Paolo Di Stefano, Corriere della Sera 16/11/2012, 16 novembre 2012
L’OSSESSIONE DEL POSTO SICURO IN VOLO
Non sei un tipo scaramantico, non lo sei mai stato. A differenza di Erica Jong, non hai mai avuto paura di volare. Ma proprio ieri, la sera prima di partire per le agognate ferie esotiche, destinazione Honolulu, per quell’assurdo vizio navigare in Internet a casaccio e a tempo perso (la valigia era già chiusa), ti sei imbattuto nel sito online del Daily Mail, dove campeggiava la gigantesca fotografia di un Boeing 727 tranciato a metà: la parte anteriore non c’era più, rimanevano il tronco posteriore, una mezza aletta sinistra e le ruote rotolate chissà dove. Si raccontava di un documentario tv che dava conto di un esperimento costosissimo: un crash test per verificare la sicurezza aerea.
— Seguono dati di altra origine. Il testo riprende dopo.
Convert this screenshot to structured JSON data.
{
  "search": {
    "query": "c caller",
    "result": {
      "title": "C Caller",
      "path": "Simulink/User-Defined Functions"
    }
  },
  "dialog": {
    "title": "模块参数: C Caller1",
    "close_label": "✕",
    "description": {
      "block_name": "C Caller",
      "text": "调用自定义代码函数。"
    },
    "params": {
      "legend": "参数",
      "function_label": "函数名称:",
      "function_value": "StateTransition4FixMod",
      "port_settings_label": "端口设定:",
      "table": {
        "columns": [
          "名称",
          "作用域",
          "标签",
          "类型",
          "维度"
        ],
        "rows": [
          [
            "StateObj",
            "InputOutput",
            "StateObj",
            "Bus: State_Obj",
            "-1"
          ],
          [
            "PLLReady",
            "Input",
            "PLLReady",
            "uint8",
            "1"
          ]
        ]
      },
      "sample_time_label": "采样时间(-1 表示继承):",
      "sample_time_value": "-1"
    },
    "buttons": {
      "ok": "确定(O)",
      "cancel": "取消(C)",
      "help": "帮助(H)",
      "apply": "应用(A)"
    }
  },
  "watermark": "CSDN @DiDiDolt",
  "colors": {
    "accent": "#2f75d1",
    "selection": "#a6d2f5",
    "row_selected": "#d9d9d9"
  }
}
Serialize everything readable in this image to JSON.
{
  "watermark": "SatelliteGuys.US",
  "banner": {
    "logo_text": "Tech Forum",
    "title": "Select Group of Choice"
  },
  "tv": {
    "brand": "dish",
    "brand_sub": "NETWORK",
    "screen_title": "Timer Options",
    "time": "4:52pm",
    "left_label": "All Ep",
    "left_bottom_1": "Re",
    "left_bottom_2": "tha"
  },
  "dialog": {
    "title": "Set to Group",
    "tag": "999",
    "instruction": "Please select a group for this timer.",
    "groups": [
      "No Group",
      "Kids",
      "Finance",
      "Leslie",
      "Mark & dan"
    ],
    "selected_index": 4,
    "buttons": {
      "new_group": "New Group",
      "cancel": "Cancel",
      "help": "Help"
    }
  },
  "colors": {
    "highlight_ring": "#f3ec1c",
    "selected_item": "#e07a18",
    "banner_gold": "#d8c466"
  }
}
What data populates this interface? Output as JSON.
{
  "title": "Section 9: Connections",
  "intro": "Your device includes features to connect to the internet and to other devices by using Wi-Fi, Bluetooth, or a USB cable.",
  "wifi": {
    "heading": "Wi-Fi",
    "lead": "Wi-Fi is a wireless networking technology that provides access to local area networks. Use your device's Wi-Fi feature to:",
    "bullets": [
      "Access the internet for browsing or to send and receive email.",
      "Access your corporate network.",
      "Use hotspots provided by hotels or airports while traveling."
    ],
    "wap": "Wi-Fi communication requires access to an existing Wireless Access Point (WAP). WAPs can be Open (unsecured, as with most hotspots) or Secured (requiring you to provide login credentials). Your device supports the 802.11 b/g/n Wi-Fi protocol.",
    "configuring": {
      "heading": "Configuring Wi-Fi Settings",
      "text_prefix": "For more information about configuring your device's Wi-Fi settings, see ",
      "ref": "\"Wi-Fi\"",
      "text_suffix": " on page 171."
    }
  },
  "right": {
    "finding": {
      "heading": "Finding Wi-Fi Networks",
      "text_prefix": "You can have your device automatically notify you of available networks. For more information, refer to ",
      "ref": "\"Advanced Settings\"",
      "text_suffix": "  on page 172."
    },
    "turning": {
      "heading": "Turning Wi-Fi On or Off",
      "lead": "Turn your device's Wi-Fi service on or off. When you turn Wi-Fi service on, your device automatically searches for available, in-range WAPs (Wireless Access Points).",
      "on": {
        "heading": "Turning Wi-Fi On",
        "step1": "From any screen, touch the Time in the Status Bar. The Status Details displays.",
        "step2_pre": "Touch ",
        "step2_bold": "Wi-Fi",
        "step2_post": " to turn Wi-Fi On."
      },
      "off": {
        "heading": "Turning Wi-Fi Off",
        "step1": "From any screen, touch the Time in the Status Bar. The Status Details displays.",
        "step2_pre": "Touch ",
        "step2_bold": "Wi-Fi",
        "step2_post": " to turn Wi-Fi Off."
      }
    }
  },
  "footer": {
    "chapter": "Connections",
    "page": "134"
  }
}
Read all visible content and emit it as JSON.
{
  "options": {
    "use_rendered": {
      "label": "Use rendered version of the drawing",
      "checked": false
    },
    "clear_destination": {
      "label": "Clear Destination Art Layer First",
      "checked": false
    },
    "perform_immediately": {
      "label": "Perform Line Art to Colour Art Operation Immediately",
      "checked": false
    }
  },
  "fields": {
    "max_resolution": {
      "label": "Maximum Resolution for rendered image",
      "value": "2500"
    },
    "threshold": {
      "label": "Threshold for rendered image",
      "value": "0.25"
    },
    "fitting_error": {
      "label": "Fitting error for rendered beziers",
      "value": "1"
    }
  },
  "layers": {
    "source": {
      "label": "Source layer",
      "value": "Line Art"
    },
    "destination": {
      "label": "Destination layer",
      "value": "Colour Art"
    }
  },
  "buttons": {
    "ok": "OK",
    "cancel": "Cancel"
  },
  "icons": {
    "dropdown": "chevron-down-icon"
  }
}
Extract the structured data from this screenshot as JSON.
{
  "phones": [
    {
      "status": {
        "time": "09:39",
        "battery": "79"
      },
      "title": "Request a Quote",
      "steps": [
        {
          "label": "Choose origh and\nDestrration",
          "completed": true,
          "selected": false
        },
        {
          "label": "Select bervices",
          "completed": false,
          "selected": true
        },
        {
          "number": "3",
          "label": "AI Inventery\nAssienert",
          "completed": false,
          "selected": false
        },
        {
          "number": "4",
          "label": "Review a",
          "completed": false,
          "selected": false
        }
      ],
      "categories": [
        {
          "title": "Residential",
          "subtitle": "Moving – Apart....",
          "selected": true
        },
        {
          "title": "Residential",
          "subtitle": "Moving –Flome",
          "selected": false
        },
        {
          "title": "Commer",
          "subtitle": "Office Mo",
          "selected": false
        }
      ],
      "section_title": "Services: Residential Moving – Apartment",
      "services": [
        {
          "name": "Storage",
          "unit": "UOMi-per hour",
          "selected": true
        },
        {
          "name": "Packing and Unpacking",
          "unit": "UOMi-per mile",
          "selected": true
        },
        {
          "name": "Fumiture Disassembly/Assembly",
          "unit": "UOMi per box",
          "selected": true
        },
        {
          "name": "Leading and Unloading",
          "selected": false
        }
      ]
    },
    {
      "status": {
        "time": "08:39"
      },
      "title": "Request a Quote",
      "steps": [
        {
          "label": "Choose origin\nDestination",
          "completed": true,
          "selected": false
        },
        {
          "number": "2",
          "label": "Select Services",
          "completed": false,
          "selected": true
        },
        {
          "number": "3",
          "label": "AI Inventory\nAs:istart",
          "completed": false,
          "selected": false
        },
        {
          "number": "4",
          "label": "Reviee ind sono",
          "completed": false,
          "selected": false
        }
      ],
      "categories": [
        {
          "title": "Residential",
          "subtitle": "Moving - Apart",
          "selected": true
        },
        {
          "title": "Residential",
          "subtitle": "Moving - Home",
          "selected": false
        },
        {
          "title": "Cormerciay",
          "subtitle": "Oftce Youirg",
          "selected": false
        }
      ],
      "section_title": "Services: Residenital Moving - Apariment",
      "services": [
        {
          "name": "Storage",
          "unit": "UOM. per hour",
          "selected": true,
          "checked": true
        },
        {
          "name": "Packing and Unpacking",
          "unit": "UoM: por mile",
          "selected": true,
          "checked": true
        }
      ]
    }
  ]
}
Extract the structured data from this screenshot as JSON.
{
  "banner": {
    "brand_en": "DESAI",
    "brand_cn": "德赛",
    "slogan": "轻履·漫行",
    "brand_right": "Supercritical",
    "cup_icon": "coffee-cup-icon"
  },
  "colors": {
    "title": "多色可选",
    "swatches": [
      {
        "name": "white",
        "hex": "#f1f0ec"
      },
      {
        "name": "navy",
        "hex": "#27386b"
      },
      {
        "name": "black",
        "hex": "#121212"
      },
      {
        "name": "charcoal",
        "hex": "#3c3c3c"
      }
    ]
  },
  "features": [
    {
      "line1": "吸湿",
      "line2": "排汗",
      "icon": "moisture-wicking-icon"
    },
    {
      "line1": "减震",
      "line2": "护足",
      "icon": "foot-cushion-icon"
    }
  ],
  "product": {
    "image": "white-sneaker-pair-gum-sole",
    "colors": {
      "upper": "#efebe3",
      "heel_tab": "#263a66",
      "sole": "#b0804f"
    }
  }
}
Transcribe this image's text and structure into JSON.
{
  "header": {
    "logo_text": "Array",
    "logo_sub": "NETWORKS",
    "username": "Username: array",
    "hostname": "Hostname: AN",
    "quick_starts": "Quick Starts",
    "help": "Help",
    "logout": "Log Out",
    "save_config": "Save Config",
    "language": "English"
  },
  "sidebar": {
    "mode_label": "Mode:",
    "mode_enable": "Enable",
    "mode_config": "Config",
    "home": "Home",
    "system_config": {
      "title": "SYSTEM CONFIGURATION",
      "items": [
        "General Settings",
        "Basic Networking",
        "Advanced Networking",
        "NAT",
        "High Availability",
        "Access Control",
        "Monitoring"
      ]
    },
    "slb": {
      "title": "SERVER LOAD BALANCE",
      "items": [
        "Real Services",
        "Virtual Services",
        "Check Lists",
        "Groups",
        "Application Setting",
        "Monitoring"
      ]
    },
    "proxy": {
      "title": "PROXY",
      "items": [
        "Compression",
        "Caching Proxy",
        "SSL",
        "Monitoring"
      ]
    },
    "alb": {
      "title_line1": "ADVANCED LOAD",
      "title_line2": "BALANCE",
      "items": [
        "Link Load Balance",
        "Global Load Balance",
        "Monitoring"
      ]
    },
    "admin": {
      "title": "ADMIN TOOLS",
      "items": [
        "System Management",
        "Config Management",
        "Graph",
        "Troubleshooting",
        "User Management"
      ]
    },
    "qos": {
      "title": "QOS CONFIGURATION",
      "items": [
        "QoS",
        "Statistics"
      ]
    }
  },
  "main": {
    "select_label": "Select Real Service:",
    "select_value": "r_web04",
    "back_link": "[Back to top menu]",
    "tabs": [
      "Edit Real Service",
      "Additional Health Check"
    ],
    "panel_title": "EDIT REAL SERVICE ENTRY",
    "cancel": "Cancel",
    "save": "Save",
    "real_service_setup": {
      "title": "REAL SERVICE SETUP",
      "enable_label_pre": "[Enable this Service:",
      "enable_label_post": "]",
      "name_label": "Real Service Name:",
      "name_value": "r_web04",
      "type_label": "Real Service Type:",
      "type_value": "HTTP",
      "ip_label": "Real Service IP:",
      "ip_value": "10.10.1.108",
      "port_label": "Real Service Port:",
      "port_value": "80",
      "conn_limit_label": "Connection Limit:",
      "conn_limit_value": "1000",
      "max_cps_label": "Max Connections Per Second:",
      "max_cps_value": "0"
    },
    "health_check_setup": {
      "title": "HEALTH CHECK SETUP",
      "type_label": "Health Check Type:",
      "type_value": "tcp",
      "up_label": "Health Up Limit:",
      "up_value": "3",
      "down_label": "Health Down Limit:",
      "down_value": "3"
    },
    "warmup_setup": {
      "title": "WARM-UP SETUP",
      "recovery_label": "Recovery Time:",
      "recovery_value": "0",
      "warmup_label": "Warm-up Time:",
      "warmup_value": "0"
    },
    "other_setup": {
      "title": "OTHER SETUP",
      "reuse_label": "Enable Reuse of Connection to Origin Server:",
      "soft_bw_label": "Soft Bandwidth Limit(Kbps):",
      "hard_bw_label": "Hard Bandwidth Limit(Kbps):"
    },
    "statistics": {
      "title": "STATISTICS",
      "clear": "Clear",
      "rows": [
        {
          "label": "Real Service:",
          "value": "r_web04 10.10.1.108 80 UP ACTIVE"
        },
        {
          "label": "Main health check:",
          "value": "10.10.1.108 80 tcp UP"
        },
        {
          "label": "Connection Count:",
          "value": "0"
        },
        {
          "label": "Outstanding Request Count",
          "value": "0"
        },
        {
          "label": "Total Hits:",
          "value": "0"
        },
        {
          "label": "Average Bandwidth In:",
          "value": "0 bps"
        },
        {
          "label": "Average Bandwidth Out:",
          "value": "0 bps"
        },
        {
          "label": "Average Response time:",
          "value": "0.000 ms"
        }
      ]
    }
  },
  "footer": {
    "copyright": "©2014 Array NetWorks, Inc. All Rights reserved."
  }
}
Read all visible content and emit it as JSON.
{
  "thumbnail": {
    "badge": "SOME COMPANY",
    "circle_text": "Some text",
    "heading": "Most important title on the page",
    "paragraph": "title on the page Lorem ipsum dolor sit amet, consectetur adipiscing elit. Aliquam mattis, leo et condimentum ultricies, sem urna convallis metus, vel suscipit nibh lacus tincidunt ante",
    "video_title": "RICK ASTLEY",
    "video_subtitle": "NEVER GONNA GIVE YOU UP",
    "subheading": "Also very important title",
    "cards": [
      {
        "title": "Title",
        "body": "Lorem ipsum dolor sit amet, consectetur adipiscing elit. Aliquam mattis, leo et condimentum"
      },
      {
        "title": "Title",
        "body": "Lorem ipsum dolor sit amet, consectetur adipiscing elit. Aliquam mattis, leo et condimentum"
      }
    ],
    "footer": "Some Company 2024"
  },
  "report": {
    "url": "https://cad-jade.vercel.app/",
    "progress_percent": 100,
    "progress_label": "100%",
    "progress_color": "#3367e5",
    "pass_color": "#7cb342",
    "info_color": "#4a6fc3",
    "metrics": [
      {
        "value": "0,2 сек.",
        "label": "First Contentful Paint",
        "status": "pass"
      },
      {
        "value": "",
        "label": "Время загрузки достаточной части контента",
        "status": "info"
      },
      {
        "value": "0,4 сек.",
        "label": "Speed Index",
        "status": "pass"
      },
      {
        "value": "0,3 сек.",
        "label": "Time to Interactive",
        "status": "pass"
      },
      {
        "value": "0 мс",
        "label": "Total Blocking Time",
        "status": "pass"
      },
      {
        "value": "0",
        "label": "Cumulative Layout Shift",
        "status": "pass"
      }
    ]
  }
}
L’aereo in volo, imbottito di manichini, telecamere e sensori, è stato abbandonato dal pilota-paracadutista a poco meno di 800 metri di altitudine ed è andato a schiantarsi come un kamikaze inanimato nel deserto del Sonora in Messico. Si trattava di vedere l’effetto che fa (farebbe) sui passeggeri un tale incidente. Un disastro, ovviamente. Con qualche sorprendente distinguo. I posti più sicuri sono quelli collocati dietro le uscite di emergenza. Più stai indietro, maggiori sono le possibilità di salvarti, più paghi e più rischi: in business class sarebbero per lo più spacciati. Il biglietto più caro è il loro killer. Ma quel che ti ha impressionato è la precisione micidiale che colpisce il 7A: morte sicura («certainly died»). In effetti, te l’hanno sempre detto che di fianco all’oblò ti puoi godere il panorama, però è anche vero che in caso di incidente saresti costretto a perdere tempo a scavalcare i tuoi vicini.
Ma perché proprio il 7? La maledizione dei numeri primi? Non proprio. Per tranquillizzare gli scaramantici ansiosi, molte compagnie (non tutte) cancellano le file 13 e 17, sbagliando, perché in realtà sarebbero in una botte di ferro. E adesso cancelleranno anche la fila 7?
Insomma, saresti partito all’alba per un volo di 26 ore, e stavi a crogiolarti sui dettagli macabri di una catastrofe aerea simulata. Mentre osservavi, con il gusto di un masochista all’ultimo stadio, le immagini dei manichini riversi, ti sei ricordato di una pagina apparsa sul Corriere non molto tempo fa. L’hai trovata in pochi minuti (Internet, che meraviglia!) e hai scoperto un servizio su «L’irresistibile fascino del posto 6A». Data: 26 aprile 2012. Quel sedile, proprio davanti al 7A, veniva considerato dai passeggeri abituali il top del «volare comodi». Ricevi per primo lo snack, ti puoi godere le nuvole e dormi senza essere disturbato. Tant’è vero che EasyJet aveva deciso di far pagare quel privilegio con un supplemento di 8 euro. Che percentuale di scampare avrà un 6A rispetto a un 7A? Poche, in compenso avranno la fortuna di morire a stomaco pieno.
Il posto peggiore? Ovvio, il 31E, in coda, vicino alle toilette, tra gli sfigati che sentono più di tutti le turbolenze e vengono serviti per ultimi. Ma che hanno maggiori possibilità di salvarsi se l’aereo precipita! Continui a cliccare e scopri che, secondo un sondaggio di qualche anno fa, i furbi che scelgono i sedili centrali, più vicini alle uscite di sicurezza e magari lungo il corridoio, in media ogni due ore ricevono in testa un oggetto stipato male nel bagagliaio. Adesso, tu che non sei mai stato né insonne né scaramantico né masochista pur avendo sempre desiderato una vacanza alle Hawaii, sei qua alle 5 del mattino in coda al check-in, con gli occhi gonfi, in testa le immagini dei manichini e dell’aereo a brandelli, una mano in tasca con le corna ben aperte. E il rimpianto di non aver scelto per le tue ferie esotiche un agriturismo in Monferrato.